As he spoke in front of the House Science Committee, he said that the U.S. doesn’t even have the capabilities to defend itself from an asteroid similar to the one that exploded over Russia last month.

After he was asked what NASA’s plans were if they saw a similar asteroid coming for New York, Bolden said, “The answer to you is, if it’s coming in three weeks, pray.”

Asteroid concerns have risen since the 55-foot-wide rock blew up over Chelyabinsk, Russia without warning. It got many U.S. lawmakers wondering what would happen if the same one would have hit our country.
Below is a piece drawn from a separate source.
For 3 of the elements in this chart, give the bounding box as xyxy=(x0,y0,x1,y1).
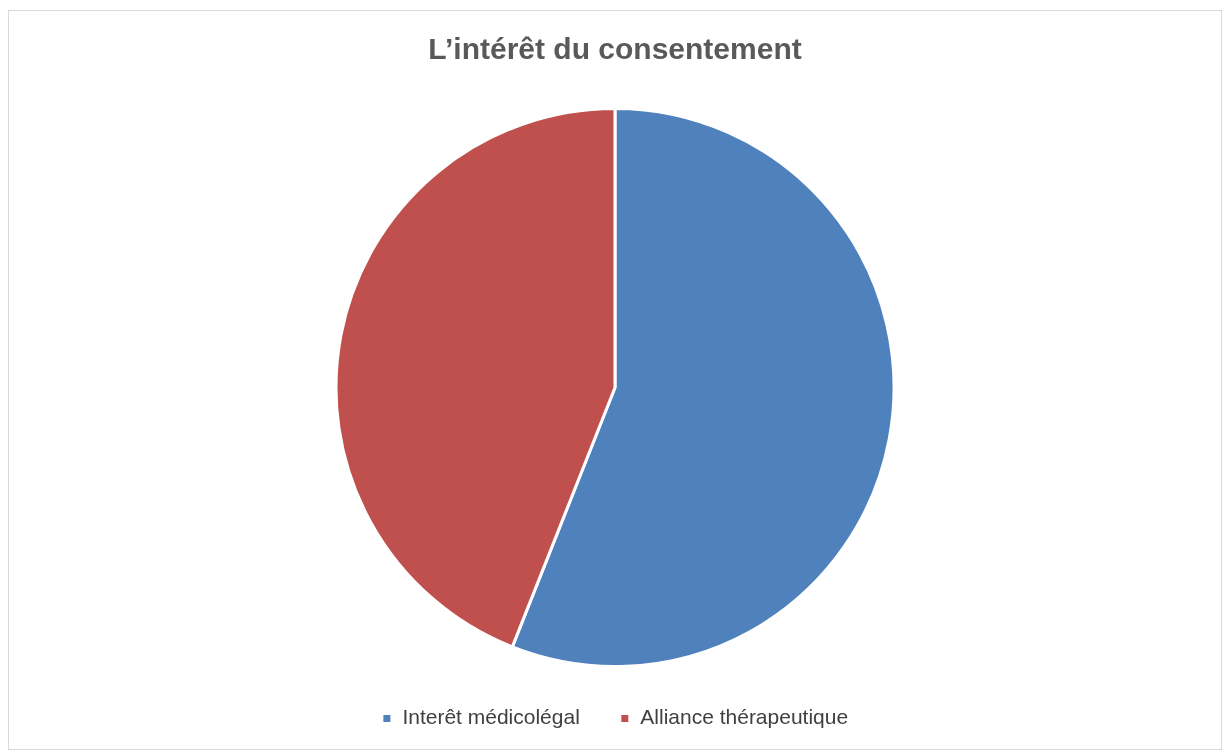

Rep. Bill Posey, of Florida, said, “While a good segment of the country thinks we can just call Bruce Willis in, we don’t even have a shuttle anymore.”

Many blame the House and current Administration for the lack of preparedness. Posey said he was angered by their failure to back a $750 million infrared telescope orbiting Venus.

One reason the Russian meteor was not detected was because it came from the same direction as the sun, so land-based telescopes were useless.

At the meeting, the Committee learned that an asteroid only 55-feet-wide has the ability to flatten an entire city. Russian’s meteor exploded 56 feet above ground, so the effect was less.

Currently, the ability to detect a deadly asteroid seems pretty hopeless, as Bolden said it would take untill 2030 to identify 90 percent of near-Earth objects between 140 meters and 1 kilometer in width, even with a funding of $20 million a year.

White House science adviser John Holdren said there is a slim chance of an object hitting Earth and causing casualties, but since the consequences are so large, we need to take it seriously.

“The odds of a near-Earth object strike causing massive casualties and destruction of infrastructure are very small, but the potential consequences of such an event are so large that it makes sense to take the risk seriously,” Holdren said.

He said the most useful project would be to put an infrared-sensing telescope in a Venus-like orbit, similar to the Sentinel Space Telescope being developed by nonprofit B612 Foundation.

He said of the Russian asteroid: “It came from a direction where our [existing] telescopes could not look. We cannot look in the sun.”

The cost of creating the telescope stands at $750 million, compared to the administration’s $2 billion plan to send astronauts to a near-Earth asteroid by 2025.

Bolden said the building of a telescope is more important.

“The president has a plan. But that plan is incremental. And if we want to save the planet, because I think that’s what we’re talking about, then we have  to get together...and decide how we’re going to execute that plan.”